Being taken care of, provided for, isn’t what I signed up for, and neither did he. I’ve been off work for an extended mental health break since the end of July. It’s been restorative, and I’m not quite where I’d like to be, but my mental state has equalized, somewhat.
Money is a concern, but I’ve been told “we’re fine,” but I’ve known there is resentment there. It has been confirmed. I feel embarrassed, I feel stupid and useless, I feel like a failure. There are no jobs for me in this small town. I’ve applied for two jobs about 40 miles away. I’ve already been rejected for one, so we’ll see how the other one pans out. I’m not telling him I’ve applied. It’s too hard to admit the rejections. And plus, I’m vindictive when I’m pissed.
At least now I don’t have to make any decisions about schooling or what to do with my life. What to do is to get a job.
I’ll eventually find one. I’ll be commuting, which is fine. I don’t have small children. I don’t have anything I need to be home for.
It’s just about money. I really, really hate money, but love to spend it. It’s the only thing that excites me and brings me pleasure. Well, except birds. I saw a Stellar’s jay in the tree out my kitchen window. Birds make me gasp. I may or may not have said that spotting that gorgeous bird was…yep, stellar.

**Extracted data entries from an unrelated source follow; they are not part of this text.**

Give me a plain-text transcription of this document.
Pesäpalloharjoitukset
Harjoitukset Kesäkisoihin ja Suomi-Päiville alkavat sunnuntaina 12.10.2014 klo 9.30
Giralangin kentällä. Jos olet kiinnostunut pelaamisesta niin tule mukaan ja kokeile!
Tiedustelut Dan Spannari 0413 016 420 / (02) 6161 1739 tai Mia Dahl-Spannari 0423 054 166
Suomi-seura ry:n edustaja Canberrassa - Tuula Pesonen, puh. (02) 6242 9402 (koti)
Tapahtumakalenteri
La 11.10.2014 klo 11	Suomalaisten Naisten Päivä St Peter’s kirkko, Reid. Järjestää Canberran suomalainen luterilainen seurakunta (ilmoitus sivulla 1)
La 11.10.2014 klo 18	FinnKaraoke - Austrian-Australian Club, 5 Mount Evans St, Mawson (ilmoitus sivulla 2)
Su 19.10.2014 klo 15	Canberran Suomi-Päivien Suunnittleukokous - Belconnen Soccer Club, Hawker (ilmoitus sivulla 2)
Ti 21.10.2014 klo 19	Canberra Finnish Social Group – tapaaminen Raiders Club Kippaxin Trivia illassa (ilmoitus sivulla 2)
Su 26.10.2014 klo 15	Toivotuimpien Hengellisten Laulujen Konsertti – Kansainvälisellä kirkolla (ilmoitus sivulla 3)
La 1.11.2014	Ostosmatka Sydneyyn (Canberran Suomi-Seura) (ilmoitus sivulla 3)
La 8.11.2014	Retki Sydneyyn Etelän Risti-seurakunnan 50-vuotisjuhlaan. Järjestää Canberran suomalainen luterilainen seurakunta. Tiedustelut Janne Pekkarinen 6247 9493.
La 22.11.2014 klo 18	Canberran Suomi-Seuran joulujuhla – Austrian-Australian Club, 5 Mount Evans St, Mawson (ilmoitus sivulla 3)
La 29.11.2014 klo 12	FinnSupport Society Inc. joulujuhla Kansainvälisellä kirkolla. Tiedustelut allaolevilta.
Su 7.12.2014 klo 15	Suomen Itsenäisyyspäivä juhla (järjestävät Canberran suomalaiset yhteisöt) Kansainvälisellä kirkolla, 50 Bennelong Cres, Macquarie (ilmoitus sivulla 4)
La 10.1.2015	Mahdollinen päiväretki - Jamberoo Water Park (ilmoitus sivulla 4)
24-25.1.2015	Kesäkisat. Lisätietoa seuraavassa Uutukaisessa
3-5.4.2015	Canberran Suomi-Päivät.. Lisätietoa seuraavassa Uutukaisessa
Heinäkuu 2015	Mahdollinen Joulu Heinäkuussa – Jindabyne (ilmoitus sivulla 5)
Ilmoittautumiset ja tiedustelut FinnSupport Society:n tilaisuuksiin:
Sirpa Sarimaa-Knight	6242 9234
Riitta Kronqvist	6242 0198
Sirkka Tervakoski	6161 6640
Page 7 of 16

And it was. I think jays are magic.
But other than that, not much else makes me gasp except finding the perfect cardigan, especially at a bargain price.
So I’ll get a job, and I’ll keep quiet, and I’ll just trudge through, because that’s what I do. Until I fall apart. And I’m sure that will happen again, too.
I don’t think it matters all that much. I’ll keep going to church (I’m truly finding comfort there again), keep reading, journaling and monitoring my triggers (this has really helped me go longer in between severe emotional highs and lows–thank you Dialectical Behavior Therapy workbook), and watching Dressing Your Truth videos (I love Carol Tuttle’s energy profiling system, and just joined her Lifestyle group).
I’ll keep being the best mom I can. I’ll do my best to keep the house presentable.
I’ll bake banana bread when the bananas go black.
I’ll keep going. Trudge through. Keep my chin up. Tough it out. Snap out of it. Hang in there. Stay here.